New Pro feature: Sequences

We recently launched River Pro with only the workflows feature, and we're inspired by how many in the Go community have already found it worth paying for. Shortly after the launch, I was also blessed to welcome my second child into the world. Needless to say, it's been a busy and wonderful couple of months. 😅

Of course, workflows were only the starting point and there is so much more to come. Today, River Pro gains its next major feature: Sequences. Sequences allow you to execute a series of jobs in a guaranteed one-at-a-time sequential order relative to other jobs in the same sequence. Read on to learn how they work, or learn more about River Pro and how to get started.

What are sequences?

Under most circumstances, developers want a job queue to process their jobs in parallel as quickly as possible. For some use cases, however, processing a bunch of related jobs at the same time can lead to complicated race conditions due to the jobs operating on the same underlying data, or triggering related side effects that may conflict.

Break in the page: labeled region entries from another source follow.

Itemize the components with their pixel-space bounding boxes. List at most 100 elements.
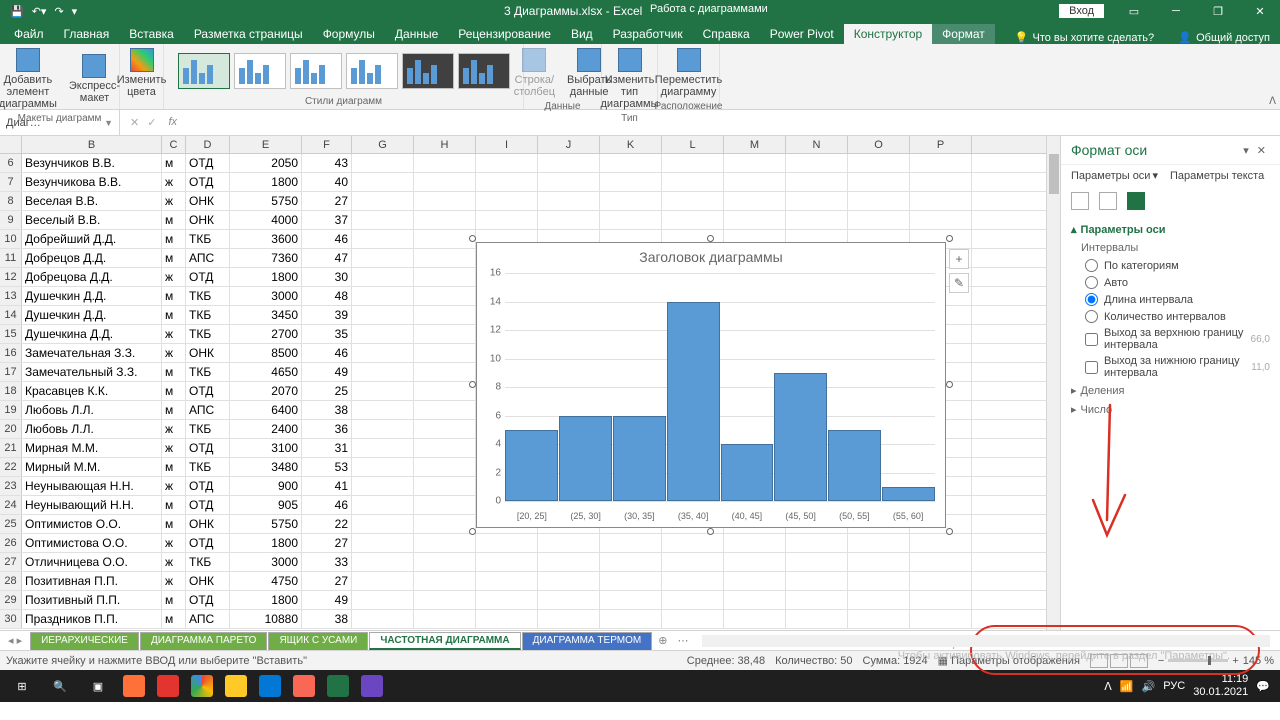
cell[interactable] xyxy=(352,439,414,457)
cell[interactable]: ж xyxy=(162,534,186,552)
cell[interactable]: Красавцев К.К. xyxy=(22,382,162,400)
tab-data[interactable]: Данные xyxy=(385,24,448,44)
cell[interactable]: ОНК xyxy=(186,572,230,590)
cell[interactable]: ТКБ xyxy=(186,458,230,476)
cell[interactable] xyxy=(786,553,848,571)
cell[interactable] xyxy=(910,173,972,191)
chart-style-4[interactable] xyxy=(346,53,398,89)
cell[interactable] xyxy=(414,306,476,324)
cell[interactable] xyxy=(414,572,476,590)
add-chart-element-button[interactable]: Добавить элемент диаграммы xyxy=(0,46,61,112)
chart-x-axis[interactable]: [20, 25](25, 30](30, 35](35, 40](40, 45]… xyxy=(505,511,935,521)
row-header[interactable]: 9 xyxy=(0,211,22,229)
cell[interactable] xyxy=(476,610,538,628)
table-row[interactable]: 6Везунчиков В.В.мОТД205043 xyxy=(0,154,1046,173)
cell[interactable] xyxy=(662,591,724,609)
row-header[interactable]: 8 xyxy=(0,192,22,210)
chart-bar[interactable] xyxy=(559,416,612,502)
cell[interactable]: 5750 xyxy=(230,192,302,210)
cell[interactable]: Мирный М.М. xyxy=(22,458,162,476)
taskbar-app-firefox[interactable] xyxy=(118,670,150,702)
cell[interactable] xyxy=(414,154,476,172)
row-header[interactable]: 6 xyxy=(0,154,22,172)
cell[interactable]: ОТД xyxy=(186,477,230,495)
cell[interactable] xyxy=(352,591,414,609)
cell[interactable] xyxy=(476,154,538,172)
cell[interactable]: ж xyxy=(162,553,186,571)
cell[interactable]: Оптимистова О.О. xyxy=(22,534,162,552)
cell[interactable] xyxy=(786,591,848,609)
cell[interactable] xyxy=(414,287,476,305)
tell-me[interactable]: 💡Что вы хотите сделать? xyxy=(1015,31,1154,44)
cell[interactable] xyxy=(352,363,414,381)
chart-elements-button[interactable]: + xyxy=(949,249,969,269)
cell[interactable] xyxy=(848,553,910,571)
cell[interactable] xyxy=(786,534,848,552)
chart-styles-button[interactable]: ✎ xyxy=(949,273,969,293)
add-sheet-button[interactable]: ⊕ xyxy=(652,634,673,647)
cell[interactable]: м xyxy=(162,610,186,628)
cell[interactable] xyxy=(352,477,414,495)
cell[interactable] xyxy=(352,306,414,324)
cell[interactable]: Добрейший Д.Д. xyxy=(22,230,162,248)
taskbar-clock[interactable]: 11:19 30.01.2021 xyxy=(1193,673,1248,699)
row-header[interactable]: 19 xyxy=(0,401,22,419)
table-row[interactable]: 26Оптимистова О.О.жОТД180027 xyxy=(0,534,1046,553)
cell[interactable]: ТКБ xyxy=(186,420,230,438)
close-button[interactable]: ✕ xyxy=(1240,0,1280,22)
chart-y-axis[interactable]: 0246810121416 xyxy=(483,273,503,501)
sheet-tab[interactable]: ЧАСТОТНАЯ ДИАГРАММА xyxy=(369,632,520,650)
tab-file[interactable]: Файл xyxy=(4,24,54,44)
cell[interactable]: 22 xyxy=(302,515,352,533)
cell[interactable]: ОТД xyxy=(186,496,230,514)
cell[interactable] xyxy=(476,173,538,191)
cell[interactable]: 49 xyxy=(302,591,352,609)
cell[interactable] xyxy=(600,553,662,571)
cell[interactable]: 1800 xyxy=(230,591,302,609)
pane-close-button[interactable]: ✕ xyxy=(1253,144,1270,157)
tab-home[interactable]: Главная xyxy=(54,24,120,44)
zoom-in-button[interactable]: + xyxy=(1232,655,1238,667)
cell[interactable]: ОТД xyxy=(186,382,230,400)
chart-bar[interactable] xyxy=(667,302,720,502)
scroll-thumb[interactable] xyxy=(1049,154,1059,194)
chart-title[interactable]: Заголовок диаграммы xyxy=(477,243,945,271)
cell[interactable]: 1800 xyxy=(230,268,302,286)
cell[interactable]: ж xyxy=(162,268,186,286)
tab-powerpivot[interactable]: Power Pivot xyxy=(760,24,844,44)
cell[interactable]: 3000 xyxy=(230,553,302,571)
cell[interactable] xyxy=(910,154,972,172)
cell[interactable]: ОНК xyxy=(186,515,230,533)
zoom-slider[interactable] xyxy=(1168,659,1228,662)
row-header[interactable]: 20 xyxy=(0,420,22,438)
cell[interactable]: Добрецов Д.Д. xyxy=(22,249,162,267)
taskbar-app-edge[interactable] xyxy=(254,670,286,702)
cell[interactable] xyxy=(848,154,910,172)
cell[interactable] xyxy=(848,572,910,590)
start-button[interactable]: ⊞ xyxy=(4,670,40,702)
view-normal-button[interactable] xyxy=(1090,654,1108,668)
cell[interactable]: 53 xyxy=(302,458,352,476)
cell[interactable] xyxy=(848,534,910,552)
opt-underflow[interactable]: Выход за нижнюю границу интервала11,0 xyxy=(1071,353,1270,381)
chart-style-5[interactable] xyxy=(402,53,454,89)
cell[interactable]: ТКБ xyxy=(186,553,230,571)
cell[interactable] xyxy=(910,572,972,590)
cell[interactable] xyxy=(600,572,662,590)
cell[interactable] xyxy=(352,401,414,419)
cell[interactable]: м xyxy=(162,306,186,324)
column-header[interactable]: G xyxy=(352,136,414,153)
pane-tab-text-options[interactable]: Параметры текста xyxy=(1170,169,1264,182)
cell[interactable] xyxy=(476,192,538,210)
cell[interactable] xyxy=(476,211,538,229)
cell[interactable]: 40 xyxy=(302,173,352,191)
chart-styles-gallery[interactable] xyxy=(178,46,510,95)
column-header[interactable]: I xyxy=(476,136,538,153)
cell[interactable] xyxy=(538,211,600,229)
cell[interactable]: Везунчикова В.В. xyxy=(22,173,162,191)
zoom-control[interactable]: − + 145 % xyxy=(1158,655,1274,667)
taskbar-app-paint[interactable] xyxy=(356,670,388,702)
cell[interactable] xyxy=(600,610,662,628)
view-page-layout-button[interactable] xyxy=(1110,654,1128,668)
column-header[interactable]: F xyxy=(302,136,352,153)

For example, imagine that you're ingesting Stripe webhooks. You may receive bursts of webhooks at the same time, and to process them you may need to mutate to the same underlying database rows. Or you may be triggering external events, like sending emails to the customer.

In such cases it would be much easier to reason about the system if you could process the webhooks one-at-a-time, but if you have many customers this is going to be a bottleneck. Instead, what if we could process the webhooks for a given customer in order, but still process webhooks for different customers in parallel? This is what sequences deliver.

By ingesting the webhooks directly into your River queue and then partitioning them into sequences based on customer ID, you can guarantee that all events for a given customer are processed in order, while still allowing events for different customers to be processed in parallel:

Sequences diagram

In each sequence, only one job can be processed at a time. Subsequent jobs wait in pending, and the next job in the sequence is only processed when the current job is finished. Each sequence can run in parallel with others. And unlike a job-level locking strategy, pending jobs do not block worker slots from being able to process other jobs—nor is there excess database churn from solving this with repeated snoozing.

Users of Kafka may recognize this as similar to the concept of a "partition key" in that system, and the use cases are similarly broad.

Fine-grained control

Sequences are partitioned based upon a "sequence key" that is computed from various job attributes such as its kind and args (or a subset of args), similar to to unique jobs. They also provide a guarantee of one-at-a-time execution, but unlike unique jobs, sequences allow an infinite number of jobs to be queued up in the sequence, even though only one job will be worked at a time.

Available today in River Pro

Sequences are available now in the latest version of River Pro. Check out the docs to learn more about how to use them, and how to get started with River Pro.

River Pro API changes

The latest River Pro release contains some significant design changes in order to facilitate the new sequences feature and other upcoming functionality. In particular, River Pro is now primarily used through a new a riverpro.Cient type that lets us expose additional methods and provide a deeper integration to customize the underlying river.Client. If you're a River Pro user, make sure to check out the changelog for details on how to migrate to the new API.

Although these API changes are something we wish we could have avoided, they are necessary and we'd rather make them now than later. I don't expect we'll need to make any more significant changes like this going forward. The migration guide in the changelog contains a handful of find and replaces that should turn this into a quick and easy process for existing customers.

Other recent River improvements

River itself has seen some significant upgrades in recent releases as well.

The unique jobs implementation has been further refined to allow for the much faster unique index-based implementation to be used even if you're customizing the list of unique states. As part of this change, the old advisory lock unique jobs implementation has been deprecated and removed across the past 2 releases. The benefit of this is that we were able to make the unique jobs feature function even with batch inserts. Going forward we hope that most features will be available regardless of which insert method you choose, and we've consolidated the underlying logic to make this easier to deliver.

The job completer has been refactored so that all post-execution job updates are batched together, rather than only successful completed jobs. This should lead to a significant improvement in throughput and a reduction in database contention if your app typically has a mix of job result like snoozes and errors.

Finally, we've added middleware! Middleware allows you to wrap both job insertion and execution with additional logic that can be reused across job types. This can be useful useful for logging, telemetry, or for building higher level abstractions on top of base River functionality. Check out the middleware docs to get started, or see the related PR for more details.